A good friend that I hadn’t seen in a few months walked into my office last week, and we sat down for a chat. “I hear rumours about you,” I say. “I’m here to confirm those rumours,” he responds.

As it happens, the rumour we heard two weeks ago is true. We heard we’d left the church we were in and were now meeting with a small group of folks in a house church. Interresting, how the rumour mill works — this one preceded our formal notice to said now-previous church, but there you go, I confirmed it for them a couple of days later when I had lunch with one of the pastoral staff, with whom I hope to continue friendship. We discussed what the reasons were and were not… sometimes it’s important to say what the reasons are not in the interest of being clear.

So. Apparently I’m in a house church, which I didn’t know… I told my pastor-friend that we were meeting together informally, and that we weren’t calling it a church… but it sounded naieve and a little dumb, actually, as it rolled off my lips. “Of course, it doesn’t matter what we call it,” we both agreed. Seems a church by any other name would be as disfunctional… or some such Shakespearian thing like that.

In the interest of not only driving the final nail into the coffin, but making sure the lid is shut tight, there’s the post-final nail. The effect, of course, is to confirm our decision; this came in the form of a paper, or “Message of Concern” about “The Postmodern Theology of Brian McLaren” which was penned by the man from whom our now-former church receives pastoral/apostolic oversight. Don’t stop and analyze the heirarchichal nature of that, I don’t subscribe anymore… but maybe it’s just that I’ve been mesmerized by the Pied Piper of Cedar Ridge.

Anyhoo, this paper came into my hands late last week in hard copy, so I don’t have a document I can post without labourious retyping and after reviewing it, I don’t think it’s worth the bother. I surmise that the paper’s author (1) was predisposed against McLaren; (2) doesn’t understand Brian McLaren’s arguments or intentions; (3) doesn’t understand post-modernity; and (4) is not above taking a veiled cheap shot. The paper I read looks at ANKOC and TSWFOI (the first two of the Neo-Trilogy). It takes a number of quotes from the book, most with enough context to understand them, but not all. It criticizes most in point-by-point fashion, though some criticism is per category (8 in total). Some of it is presupposition-bound, and some is just off, like the assertion that McLaren is remapping history by dividing it into five epochs, because the five he lists don’t include such categories as Israel or the death of Christ. Uh, sure. As for the category on Evangelicals, the author seems to take it personally and reacts with indignation.

The paper I read is not a critique, or a dialogue, or an attempt to engage conversation or thought. It is written solely as a warning, and one which paints McLaren’s theology as basically a siren-call to the theologically untrained, of the sort to which Eve succumbed when asked, “Did God really say…?” It is not a thorough consideration of issues, and does not sound open to considering the questions McLaren is raising… indeed, this is a fundamental misunderstanding — he assumes McLaren is attempting to offer answers in these two books rather than rais questions for consideration.
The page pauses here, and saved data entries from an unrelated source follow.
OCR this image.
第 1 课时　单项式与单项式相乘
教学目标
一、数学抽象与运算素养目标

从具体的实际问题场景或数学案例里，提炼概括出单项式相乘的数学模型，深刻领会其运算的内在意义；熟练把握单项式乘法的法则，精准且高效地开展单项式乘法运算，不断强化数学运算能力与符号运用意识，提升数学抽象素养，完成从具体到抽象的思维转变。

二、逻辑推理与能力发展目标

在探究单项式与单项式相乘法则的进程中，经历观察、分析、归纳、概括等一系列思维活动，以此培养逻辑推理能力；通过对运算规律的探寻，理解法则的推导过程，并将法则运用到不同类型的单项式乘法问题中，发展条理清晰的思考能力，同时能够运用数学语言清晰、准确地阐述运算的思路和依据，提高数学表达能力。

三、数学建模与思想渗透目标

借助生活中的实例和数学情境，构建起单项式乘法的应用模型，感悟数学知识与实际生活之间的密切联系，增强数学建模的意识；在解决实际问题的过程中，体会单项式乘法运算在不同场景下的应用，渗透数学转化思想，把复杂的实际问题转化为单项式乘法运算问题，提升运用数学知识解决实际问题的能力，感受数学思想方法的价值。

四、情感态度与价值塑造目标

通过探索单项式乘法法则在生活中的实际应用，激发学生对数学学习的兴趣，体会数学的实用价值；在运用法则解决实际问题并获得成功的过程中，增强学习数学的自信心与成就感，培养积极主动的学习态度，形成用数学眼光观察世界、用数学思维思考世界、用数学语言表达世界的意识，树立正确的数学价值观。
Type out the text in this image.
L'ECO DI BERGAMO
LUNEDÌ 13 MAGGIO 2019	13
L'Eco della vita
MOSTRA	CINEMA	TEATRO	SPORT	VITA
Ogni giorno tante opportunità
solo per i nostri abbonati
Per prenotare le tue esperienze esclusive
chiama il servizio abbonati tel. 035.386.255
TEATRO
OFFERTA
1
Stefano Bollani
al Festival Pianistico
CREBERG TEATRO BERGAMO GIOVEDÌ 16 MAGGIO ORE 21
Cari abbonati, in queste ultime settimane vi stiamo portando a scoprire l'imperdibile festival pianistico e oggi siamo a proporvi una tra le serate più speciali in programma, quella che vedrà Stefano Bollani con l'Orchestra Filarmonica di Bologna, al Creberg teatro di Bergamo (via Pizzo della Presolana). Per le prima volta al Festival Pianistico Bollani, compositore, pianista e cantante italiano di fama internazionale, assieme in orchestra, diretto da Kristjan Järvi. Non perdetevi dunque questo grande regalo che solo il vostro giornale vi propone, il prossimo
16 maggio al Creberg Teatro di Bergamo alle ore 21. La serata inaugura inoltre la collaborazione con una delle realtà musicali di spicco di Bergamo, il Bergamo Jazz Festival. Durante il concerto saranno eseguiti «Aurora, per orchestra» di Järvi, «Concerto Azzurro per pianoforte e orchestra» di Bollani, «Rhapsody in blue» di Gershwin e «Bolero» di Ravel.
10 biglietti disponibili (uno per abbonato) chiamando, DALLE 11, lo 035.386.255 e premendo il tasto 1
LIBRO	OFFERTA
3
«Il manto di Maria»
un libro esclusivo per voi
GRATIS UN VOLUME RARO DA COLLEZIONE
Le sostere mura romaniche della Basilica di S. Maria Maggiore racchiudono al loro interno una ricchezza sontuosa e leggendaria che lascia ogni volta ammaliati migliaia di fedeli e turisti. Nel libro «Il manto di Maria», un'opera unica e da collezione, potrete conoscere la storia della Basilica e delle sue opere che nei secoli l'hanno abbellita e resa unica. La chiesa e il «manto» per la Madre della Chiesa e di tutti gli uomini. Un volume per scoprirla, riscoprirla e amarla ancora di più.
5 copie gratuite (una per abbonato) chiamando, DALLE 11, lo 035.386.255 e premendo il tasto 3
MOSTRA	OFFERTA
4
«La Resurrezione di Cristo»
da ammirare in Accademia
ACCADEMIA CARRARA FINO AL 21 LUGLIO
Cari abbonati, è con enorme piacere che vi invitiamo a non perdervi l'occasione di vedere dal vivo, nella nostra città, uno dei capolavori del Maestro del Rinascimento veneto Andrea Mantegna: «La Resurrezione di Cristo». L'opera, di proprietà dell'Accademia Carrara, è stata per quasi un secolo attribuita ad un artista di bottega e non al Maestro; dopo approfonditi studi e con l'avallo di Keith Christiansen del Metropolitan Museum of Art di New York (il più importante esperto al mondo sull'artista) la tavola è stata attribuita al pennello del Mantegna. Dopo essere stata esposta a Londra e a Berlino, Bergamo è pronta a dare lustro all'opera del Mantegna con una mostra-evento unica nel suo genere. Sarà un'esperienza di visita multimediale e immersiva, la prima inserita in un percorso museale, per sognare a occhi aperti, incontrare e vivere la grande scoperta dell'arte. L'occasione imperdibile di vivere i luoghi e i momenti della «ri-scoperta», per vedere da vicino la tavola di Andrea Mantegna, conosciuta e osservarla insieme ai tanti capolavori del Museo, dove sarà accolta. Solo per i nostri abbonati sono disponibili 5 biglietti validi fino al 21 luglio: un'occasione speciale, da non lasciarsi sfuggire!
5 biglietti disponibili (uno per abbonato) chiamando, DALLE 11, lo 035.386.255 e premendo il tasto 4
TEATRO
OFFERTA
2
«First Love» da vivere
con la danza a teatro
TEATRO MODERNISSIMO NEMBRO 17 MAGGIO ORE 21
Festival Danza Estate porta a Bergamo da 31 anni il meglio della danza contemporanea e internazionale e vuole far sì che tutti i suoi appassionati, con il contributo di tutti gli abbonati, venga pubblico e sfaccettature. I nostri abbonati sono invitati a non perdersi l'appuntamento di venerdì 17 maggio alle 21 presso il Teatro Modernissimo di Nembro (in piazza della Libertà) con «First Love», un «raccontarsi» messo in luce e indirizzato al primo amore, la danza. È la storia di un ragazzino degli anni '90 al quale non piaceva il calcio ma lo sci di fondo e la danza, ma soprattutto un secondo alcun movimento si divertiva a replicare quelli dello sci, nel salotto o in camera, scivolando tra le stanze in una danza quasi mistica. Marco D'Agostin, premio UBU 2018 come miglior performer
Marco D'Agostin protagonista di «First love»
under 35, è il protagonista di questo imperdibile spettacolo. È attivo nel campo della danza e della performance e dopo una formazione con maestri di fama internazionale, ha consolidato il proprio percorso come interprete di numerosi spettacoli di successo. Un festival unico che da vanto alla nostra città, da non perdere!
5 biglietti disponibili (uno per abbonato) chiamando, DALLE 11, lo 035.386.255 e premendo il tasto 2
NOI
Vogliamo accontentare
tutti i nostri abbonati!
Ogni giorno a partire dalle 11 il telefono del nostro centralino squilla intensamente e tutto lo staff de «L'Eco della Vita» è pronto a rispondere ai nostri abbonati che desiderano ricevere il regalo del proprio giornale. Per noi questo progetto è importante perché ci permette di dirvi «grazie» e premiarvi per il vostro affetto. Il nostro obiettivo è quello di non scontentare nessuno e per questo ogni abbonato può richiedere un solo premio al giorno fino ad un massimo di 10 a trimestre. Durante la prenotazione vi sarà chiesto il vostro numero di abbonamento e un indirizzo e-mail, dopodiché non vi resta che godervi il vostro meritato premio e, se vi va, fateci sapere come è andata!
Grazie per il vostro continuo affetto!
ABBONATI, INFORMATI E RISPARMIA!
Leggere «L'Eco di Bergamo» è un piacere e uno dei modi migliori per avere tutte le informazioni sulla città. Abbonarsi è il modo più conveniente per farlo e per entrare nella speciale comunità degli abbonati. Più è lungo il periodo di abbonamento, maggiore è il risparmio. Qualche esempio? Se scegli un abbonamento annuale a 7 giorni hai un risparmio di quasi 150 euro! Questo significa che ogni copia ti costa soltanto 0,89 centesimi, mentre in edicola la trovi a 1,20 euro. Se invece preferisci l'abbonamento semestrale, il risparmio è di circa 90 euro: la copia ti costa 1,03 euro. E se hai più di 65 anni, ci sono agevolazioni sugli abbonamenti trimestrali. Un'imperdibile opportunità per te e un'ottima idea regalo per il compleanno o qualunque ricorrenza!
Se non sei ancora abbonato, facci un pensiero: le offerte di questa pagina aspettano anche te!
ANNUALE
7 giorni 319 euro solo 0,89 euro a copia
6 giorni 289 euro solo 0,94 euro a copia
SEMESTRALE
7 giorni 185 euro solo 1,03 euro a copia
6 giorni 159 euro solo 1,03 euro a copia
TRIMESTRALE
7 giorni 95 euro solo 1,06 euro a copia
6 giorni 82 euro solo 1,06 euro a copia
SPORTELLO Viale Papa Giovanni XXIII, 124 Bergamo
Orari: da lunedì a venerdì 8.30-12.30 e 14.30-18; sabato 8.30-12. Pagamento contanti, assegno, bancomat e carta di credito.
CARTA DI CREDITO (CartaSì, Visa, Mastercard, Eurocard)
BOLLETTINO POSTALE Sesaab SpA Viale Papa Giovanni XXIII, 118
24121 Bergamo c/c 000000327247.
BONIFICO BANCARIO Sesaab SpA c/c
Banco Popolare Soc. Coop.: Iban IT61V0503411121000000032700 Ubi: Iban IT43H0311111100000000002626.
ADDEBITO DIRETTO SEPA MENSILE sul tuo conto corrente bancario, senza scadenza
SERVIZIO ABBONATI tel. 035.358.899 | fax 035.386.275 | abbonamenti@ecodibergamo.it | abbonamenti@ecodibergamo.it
The author also takes issue with a comment about humans being hairless primates. Now, when I was in college and living in dorm, you could walk into the lounge and — I swear this is true — simply recite the caption (only) from any Far Side comic panel, and you’d get laughs from most of the people present at any given time. In that spirit (for Dilbert-lovers), I say simply, “The successful towel-boy knows that humans are primates too.”

Well. In an effort to pull something of value out of this ramble, I give you this: sometimes it doesn’t matter what you call yourself if everyone else is in agreement about what they call you. I still await a decent critique. We made the right decision in leaving our now-former church. And postmodern theology is not the same as theology for postmodern times.